By Alex Tarrant in Tokyo
The official New Zealand line is that Australia has Dutch Disease.
Prime Minister John Key told a business audience in Tokyo, Japan, that the NZ government thought its Tasman cousin was suffering from the economic illness coined by The Economist magazine in 1977.
It describes how large inflows of foreign currency into Holland, due to a sizable natural gas discovery, drove up Dutch currency, to the detriment of its other exports and manufacturing sector.
Meanwhile, Key labelled quantitative easing policies enacted in the US and Europe as deliberate attempts by authorities there to devalue their currencies, sending the New Zealand dollar upwards.
Mitigating the high Kiwi was the fact imported components of New Zealand exports were cheaper, while the competitive NZ-Australian exchange rate also helped the bulk of New Zealand exporters.
Aussies turn orange
Australia had a very interesting economy at the moment, Key said.
"We think Australia’s got Dutch Disease."
He has previously noted Australia had a 'two-speed economy' dominated by the mining sector.
“It’s got a booming mining industry – Western Australia’s growing at 14.5%, Northern Queensland’s growing at 9%; the rest of the states around Australia have got very low levels of economic growth," Key said.
“That’s because the exchange rate is so high, it’s knocking its tourism industry, [and] its general exports in lots of other areas. So that’s a problem,” he said.
NZ vs the 800lb gorilla
Asked about the government's view on the high New Zealand dollar, and whether any action could be taken to lower the currency, Key noted the NZ-Australian exchange rate was competitive
The currency was part of the issue facing New Zealand's export sector right now, but the high dollar against currencies other than the Aussie did provide some upside.
“As was discussed at [at APEC in] Vladivostok, I think 60% of the world’s trade is now in what’s called intermediate goods," Key said.
“We produce something that’s ultimately a component part for somewhere in the world. So it’s not strictly true that the exchange rate always hurts us, because some of our exporters are commodity linked, and some of them have imported components, which are much cheaper," he said.
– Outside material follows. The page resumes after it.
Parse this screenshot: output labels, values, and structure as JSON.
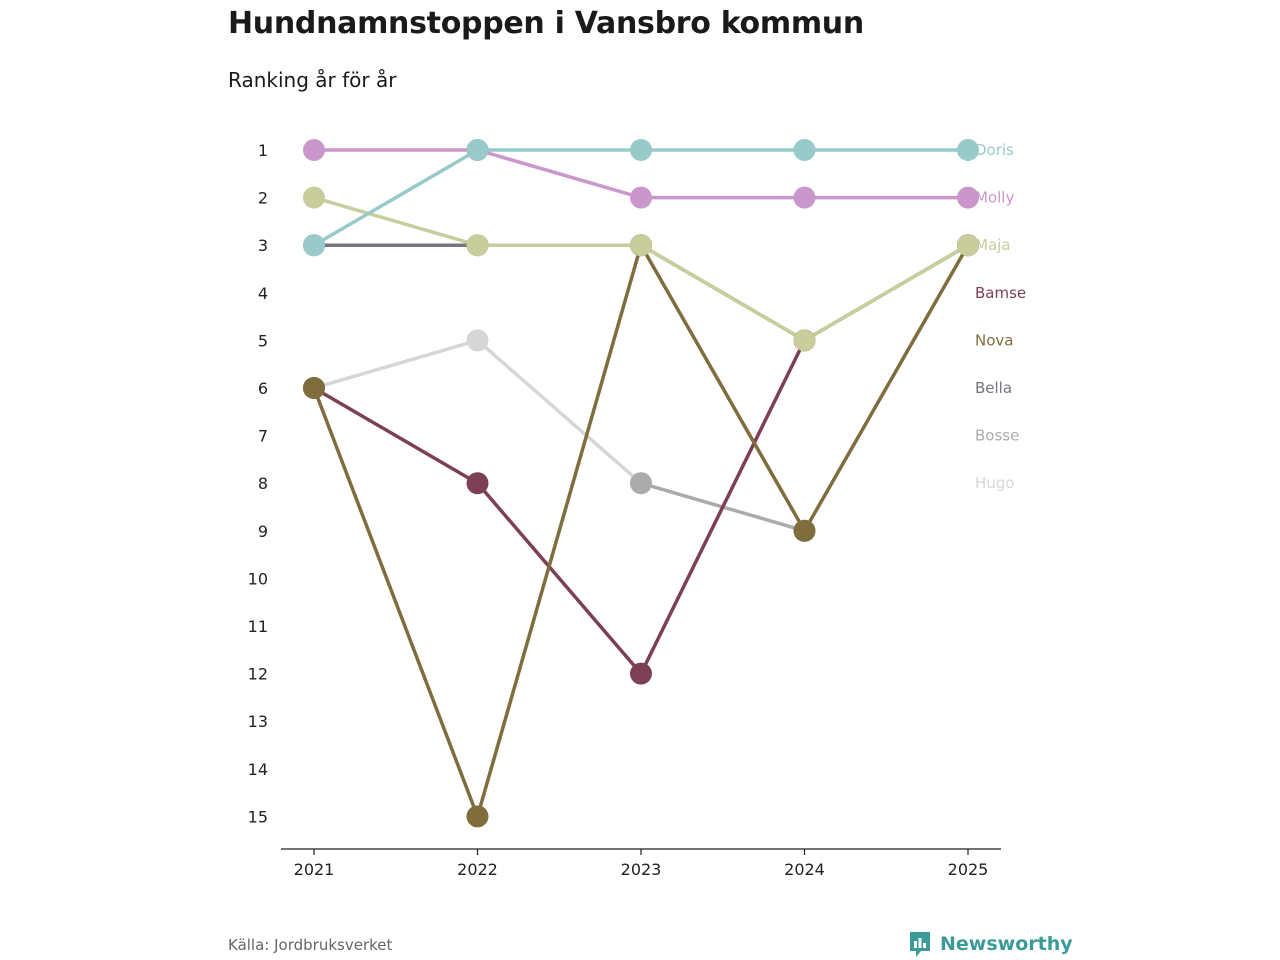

“Oil prices would be much more expensive in New Zealand if the exchange rate was lower.”
The New Zealand dollar was so high against the US dollar and euro right now, fundamentally due to inherent weakness in the US and EU economies.
“And a deliberate attempt to have an exchange rate adjustment through a quantitative easing policy that both Europe and the United States are following," Key said.
"They can’t engineer their exchange rates lower through monetary policy, because their interest rates are basically zero, so the only way they can do that is through quantitative easing," he said.
“The problem we’ve got is, we are this very small chimpanzee against the eight-hundred pound gorilla, and the eight-hundred pound gorilla is weighing very heavily on our currency. I don’t know quite how to change that.
“So even if the government said, ‘well look, we want to have a lower exchange rate,’ how could we do that? The answer would be we’d have to move away from a floating exchange rate," Key said.
“We’re a massive capital importer - we don’t have the luxury that some countries have. And if you look at what [intervention is] currently costing the Swiss National Bank, New Zealand cannot afford to follow a policy like that. It’s inherently very risky," he said.
Key said while new Reserve Bank Governor Graeme Wheeler was coming on board very soon, and was in the process of having to renegotiating a new policy targets agreement with the Minister of Finance, the early advice he'd had was it was very unlikely there would be any significant changes to the PTA.
"If there was an easy way of moving our exchange rate down, certainly [with] the New Zealand-US exchange rate we’d certainly do that, but I don’t think it’s easy," Key said.